Complot déjoué : des Américains voulaient envahir La Gonâve et réduire des familles en esclavage

 

L’histoire paraît presque irréelle, et pourtant elle est désormais au cœur d’une procédure fédérale américaine. Deux jeunes hommes du nord du Texas, Gavin Rivers Weisenburg, 21 ans, et Tanner Christopher Thomas, 20 ans, sont accusés d’avoir préparé un plan violent visant l’île de La Gonâve, en Haïti. Un projet insensé, raconté noir sur blanc dans un acte d’accusation dévoilé par le ministère de la Justice des États-Unis.

Quand on plonge dans les documents, on se rend compte que ce n’était pas une simple fantaisie malsaine évoquée entre amis. Les enquêteurs parlent d’un plan pensé pendant plusieurs mois, entre août 2024 et juillet 2025, avec des étapes précises, presque méthodiques. Les deux jeunes auraient prévu d’acheter un voilier, d’acquérir des armes, d’apprendre le créole haïtien et même de recruter des personnes vulnérables à Washington D.C. pour constituer une sorte de « force expéditionnaire illégale ».

Et là, franchement, on reste interdit devant la cruauté froide de leur objectif présumé : débarquer sur l’île, tuer tous les hommes et réduire femmes et enfants en esclavage sexuel. Rien que l’idée donne des frissons.
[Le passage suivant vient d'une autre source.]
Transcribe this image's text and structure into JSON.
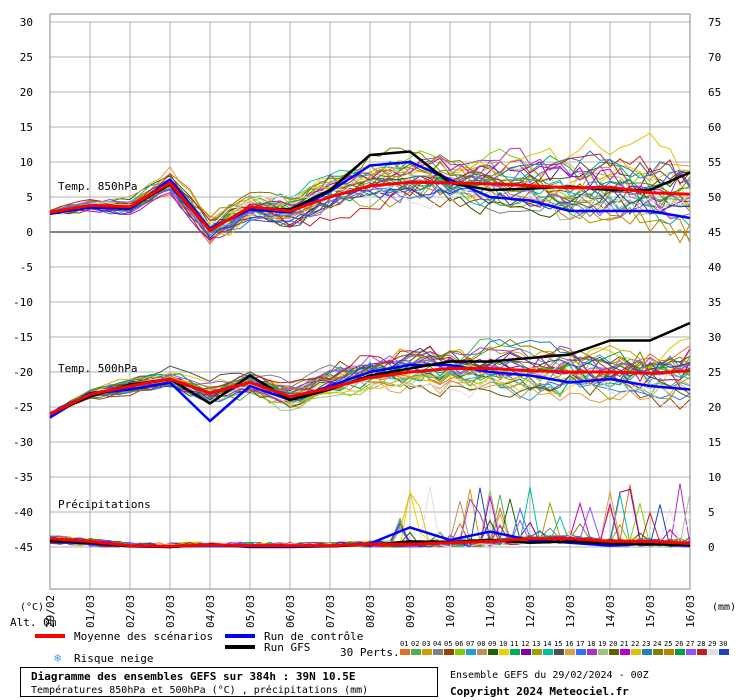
{
  "chart_data": {
    "type": "line",
    "x_dates": [
      "29/02",
      "01/03",
      "02/03",
      "03/03",
      "04/03",
      "05/03",
      "06/03",
      "07/03",
      "08/03",
      "09/03",
      "10/03",
      "11/03",
      "12/03",
      "13/03",
      "14/03",
      "15/03",
      "16/03"
    ],
    "y_left_unit": "(°C)",
    "y_right_unit": "(mm)",
    "y_left_ticks": [
      30,
      25,
      20,
      15,
      10,
      5,
      0,
      -5,
      -10,
      -15,
      -20,
      -25,
      -30,
      -35,
      -40,
      -45
    ],
    "y_right_ticks": [
      75,
      70,
      65,
      60,
      55,
      50,
      45,
      40,
      35,
      30,
      25,
      20,
      15,
      10,
      5,
      0
    ],
    "ylim_left": [
      -45,
      30
    ],
    "alt_label": "Alt. 0m",
    "section_labels": {
      "t850": "Temp. 850hPa",
      "t500": "Temp. 500hPa",
      "precip": "Précipitations"
    },
    "series": [
      {
        "name": "Moyenne des scénarios",
        "color": "#ff0000",
        "t850": [
          2.8,
          3.8,
          3.6,
          7.0,
          0.2,
          3.6,
          3.0,
          5.0,
          6.6,
          7.1,
          7.0,
          6.9,
          6.6,
          6.3,
          6.4,
          5.6,
          5.4
        ],
        "t500": [
          -26.0,
          -23.2,
          -22.0,
          -21.0,
          -23.0,
          -21.5,
          -23.5,
          -22.3,
          -20.8,
          -20.0,
          -19.5,
          -19.5,
          -19.8,
          -20.0,
          -20.0,
          -20.2,
          -19.8
        ],
        "precip": [
          1.2,
          0.8,
          0.2,
          0.1,
          0.3,
          0.2,
          0.2,
          0.2,
          0.4,
          0.4,
          0.6,
          0.8,
          1.2,
          1.2,
          0.8,
          0.8,
          0.5
        ]
      },
      {
        "name": "Run de contrôle",
        "color": "#0000ff",
        "t850": [
          2.6,
          3.5,
          3.3,
          7.5,
          0.5,
          3.2,
          2.8,
          5.8,
          9.5,
          10.0,
          7.5,
          5.0,
          4.5,
          3.0,
          3.0,
          3.0,
          2.0
        ],
        "t500": [
          -26.5,
          -23.0,
          -22.5,
          -21.5,
          -27.0,
          -22.0,
          -24.0,
          -22.0,
          -20.0,
          -19.0,
          -19.0,
          -20.0,
          -20.5,
          -21.5,
          -21.0,
          -22.0,
          -22.5
        ],
        "precip": [
          0.8,
          0.5,
          0.1,
          0.0,
          0.4,
          0.0,
          0.0,
          0.1,
          0.5,
          2.8,
          1.0,
          2.2,
          1.0,
          0.6,
          0.2,
          0.5,
          0.2
        ]
      },
      {
        "name": "Run GFS",
        "color": "#000000",
        "t850": [
          2.7,
          3.8,
          3.5,
          6.8,
          0.3,
          3.5,
          3.2,
          6.0,
          11.0,
          11.5,
          7.0,
          6.0,
          6.2,
          6.5,
          6.0,
          6.0,
          8.5
        ],
        "t500": [
          -26.0,
          -23.5,
          -21.8,
          -21.0,
          -24.5,
          -20.5,
          -24.0,
          -22.5,
          -20.5,
          -19.5,
          -18.5,
          -18.5,
          -18.0,
          -17.5,
          -15.5,
          -15.5,
          -13.0
        ],
        "precip": [
          0.9,
          0.6,
          0.1,
          0.0,
          0.3,
          0.1,
          0.1,
          0.1,
          0.3,
          0.8,
          0.7,
          1.0,
          0.6,
          0.8,
          0.5,
          0.4,
          0.3
        ]
      }
    ],
    "ensemble_members": 30,
    "snow_risk_label": "Risque neige",
    "legend": {
      "mean": "Moyenne des scénarios",
      "control": "Run de contrôle",
      "gfs": "Run GFS",
      "perts_label": "30 Perts.",
      "perts_numbers": [
        "01",
        "02",
        "03",
        "04",
        "05",
        "06",
        "07",
        "08",
        "09",
        "10",
        "11",
        "12",
        "13",
        "14",
        "15",
        "16",
        "17",
        "18",
        "19",
        "20",
        "21",
        "22",
        "23",
        "24",
        "25",
        "26",
        "27",
        "28",
        "29",
        "30"
      ],
      "perts_colors": [
        "#e07020",
        "#50b050",
        "#d0a000",
        "#808080",
        "#a04000",
        "#80d000",
        "#20a0d0",
        "#c09060",
        "#206000",
        "#f0d000",
        "#00b050",
        "#8000a0",
        "#a0a000",
        "#00c0a0",
        "#505050",
        "#e0a040",
        "#3070ff",
        "#b030c0",
        "#a0c080",
        "#606000",
        "#c000c0",
        "#e0c000",
        "#2080c0",
        "#808000",
        "#c08000",
        "#00a040",
        "#9050ff",
        "#c02020",
        "#e0e0e0",
        "#2040c0"
      ]
    },
    "colors": {
      "grid": "#b0b0b0",
      "zero_line": "#808080",
      "mean": "#ff0000",
      "control": "#0000ff",
      "gfs": "#000000",
      "snow": "#40a0ff"
    }
  },
  "footer": {
    "title": "Diagramme des ensembles GEFS sur 384h : 39N 10.5E",
    "subtitle": "Températures 850hPa et 500hPa (°C) , précipitations (mm)",
    "run_info": "Ensemble GEFS du 29/02/2024 - 00Z",
    "copyright": "Copyright 2024 Meteociel.fr"
  }
}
Du côté de Tanner Thomas, les autorités expliquent qu’il se serait engagé dans l’US Air Force avec l’idée d’acquérir des compétences militaires utiles au projet. Son complice présumé, Weisenburg, aurait quant à lui effectué un déplacement jusqu’en Thaïlande pour suivre une formation de navigation. Tout cela pour, un jour peut-être, mettre le cap sur La Gonâve.

Comme si l’affaire n’était pas suffisamment lourde, les deux hommes sont aussi poursuivis pour production de pornographie infantile. Une charge qui, à elle seule, les expose déjà à des peines allant de 15 à 30 ans de prison. Ajoutez à cela l’accusation de complot pour meurtre et enlèvement à l’étranger, et la sentence devient quasi illimitée : la prison à vie n’est pas exclue.

Sur place, en Haïti, beaucoup n’en reviennent pas. La Gonâve, cette île isolée qui vit souvent en marge de l’attention nationale, se retrouve au centre d’un récit digne d’un mauvais film. Les habitants, eux, n’ont rien demandé, rien provoqué. Leur seule « faiblesse », aux yeux de ces jeunes Américains, serait d’habiter un territoire jugé « facile » à envahir. Une perception qui montre jusqu’où peut aller l’ignorance mêlée à une violence décomplexée.

Les enquêteurs du FBI, épaulés par l’Office of Special Investigations de l’US Air Force, poursuivent leurs travaux. Les deux hommes, pour l’instant, restent présumés innocents. Le système judiciaire devra prouver chaque accusation. Mais ce dossier, à lui seul, met déjà en lumière une question dérangeante : comment deux jeunes de 20 ans, à un âge où d’autres rêvent de carrière ou d’études, peuvent-ils imaginer un projet aussi atroce ?

On ne sait pas encore tout. Peut-être que les prochains mois apporteront des réponses, peut-être aussi que le procès dévoilera d’autres zones d’ombre. Ce qui est sûr, c’est que cette affaire dépasse le simple fait divers. Elle oblige à regarder en face un malaise profond : celui d’une radicalisation individuelle, silencieuse, qui a failli prendre pour cible une île paisible d’Haïti.

Pour La Gonâve, pour Haïti, et pour tous ceux qui découvrent cette histoire, un seul sentiment revient : le soulagement que ce plan ait été stoppé à temps… et l’inquiétude de découvrir un jour qu’un autre projet de ce genre se préparait ailleurs, loin des radars.